We all encounter people who act as if their conversations are more important than ours. They seem to feel they are entitled to take up as much of the conversational airspace as they want.
Here’s the story of my Rude Talker encounter.
I am sitting beside the pool at a Florida hotel, ready to relax. A woman nearby is loudly negotiating a real estate deal on her cell phone. “I can get it for you at the right price, and you can always rip out those bathrooms,” she squawks. Looks are tossed her way from every lounge chair—and not one person makes a move to restore quiet.
How might you handle this situation? Would you speak up, look away, or take some other action? As you take a look at my choices, I invite you to consider what you would do?
Choice One: Retreat
One option is to use a passive responsive to tune out the offending chatter, even though we’re feeling annoyed and our anger is rising. We can choose to retreat into ourselves by focusing on our book, meditating or doing whatever it takes to stay in our present moment, in spite of what is going on around us. This requires us to basically ignore the Rude Talker and take care of ourselves.
Choice Two: React
Option two is to use body language as an indirect way to react to the Rude Talker. This might be an eye-roll or loud sigh. It could possibly get the Rude Talker’s attention and serve as a reminder that that their voice is loud enough to be heard by others and is interfering with the peace and quiet of those around them.
Choice Three: Respond
Option three takes our actions up a notch and moves us to respond in an assertive, direct way. A low-level response would be to exercise an action that’s within our realm of control, such as leaving the area or moving our seat—hard to do if we’re stuck on an airplane next to a Rude Talker—though headphones help! Or we could make a polite request that might sound something like, “I’d really appreciate if you could lower your voice since I’m trying to read.” Another option might be to seek the assistance of the appropriate staff member (hotel concierge, flight attendant, etc..). By letting them know of the problem then they can respond (and we are less vulnerable to the wrath of the Rude Talker).
Choice Four: Revenge
Option four involves an aggressive or passive-aggressive action. We could yak away on our cell phone or turn up the volume on our conversation. We could dish out to the Rude Talker what they’ve been dishing out to us. Even better, we could even wait until the Rude Talker has stopped talking and then interrupt their peace and quiet with our rude behavior. Of course, as tempting as this might be, people are unpredictable, so I don’t recommend this option!

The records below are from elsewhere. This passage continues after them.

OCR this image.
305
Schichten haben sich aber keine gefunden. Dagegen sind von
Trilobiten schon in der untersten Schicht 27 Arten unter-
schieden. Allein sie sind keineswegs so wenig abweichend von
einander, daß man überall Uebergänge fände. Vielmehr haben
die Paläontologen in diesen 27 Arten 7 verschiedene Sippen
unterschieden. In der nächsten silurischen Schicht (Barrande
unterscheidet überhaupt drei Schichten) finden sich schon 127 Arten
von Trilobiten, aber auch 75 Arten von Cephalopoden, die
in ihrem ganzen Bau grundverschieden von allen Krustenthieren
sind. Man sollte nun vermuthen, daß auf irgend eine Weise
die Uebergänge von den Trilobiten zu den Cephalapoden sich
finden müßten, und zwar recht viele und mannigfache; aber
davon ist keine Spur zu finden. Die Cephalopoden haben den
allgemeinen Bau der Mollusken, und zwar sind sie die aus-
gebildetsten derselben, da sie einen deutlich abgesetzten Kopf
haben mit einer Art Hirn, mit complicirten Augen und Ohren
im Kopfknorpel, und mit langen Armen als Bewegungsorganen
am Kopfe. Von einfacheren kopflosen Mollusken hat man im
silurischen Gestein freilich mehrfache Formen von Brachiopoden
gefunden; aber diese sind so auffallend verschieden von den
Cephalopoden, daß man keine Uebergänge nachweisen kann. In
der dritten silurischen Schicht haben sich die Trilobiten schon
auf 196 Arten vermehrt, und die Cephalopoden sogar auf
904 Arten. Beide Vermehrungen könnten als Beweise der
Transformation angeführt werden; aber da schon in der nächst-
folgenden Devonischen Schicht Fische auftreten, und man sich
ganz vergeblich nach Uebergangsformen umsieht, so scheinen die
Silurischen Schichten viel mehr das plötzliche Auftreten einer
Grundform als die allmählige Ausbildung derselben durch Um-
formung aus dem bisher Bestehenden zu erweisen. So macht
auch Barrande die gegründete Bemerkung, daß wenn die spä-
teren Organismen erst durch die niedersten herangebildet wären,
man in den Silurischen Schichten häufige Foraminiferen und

Here’s the rest of my Rude Talker story.
I thought through my options and what the impact of each might be. Here’s what followed:
- Retreat. I tried working on my mindset and focusing on my book. After rereading the same page a dozen times I realized that my resentment was interfering with the possibility of Option One working.
- React. I gave the Rude Talker a few measured , lengthy looks. We locked eyes at one point and she kept right on yakking. Failed again.
- Respond. After overhearing her long and nasty conversation, my gut instinct told me that anything I might say would turn ugly. So, I decided to stay within my realm of control. I scooped up my towel and moved as far away from the Rude Talker as possible. Situated at the other end of the pool, I was better able to tune out the Rude Talker.
- Revenge. As I stood to leave I caught a glance of the Rude Talker, now sound asleep poolside. I had a devious lapse into fantasy, longing to plop down in a nearby chair and call my sister for a chat. With every ounce of self-control I kept on walking.
Sometimes talking to ourselves is the best choice of all.
My motto is: SAY IT, which is an acronym for: Speak and You Invite Transformation. In most situations I muster up courage and thoughtfully determine what to say. But, I’d say that this was one of those times that transformation was best achieved by simply speaking to myself. What would you say?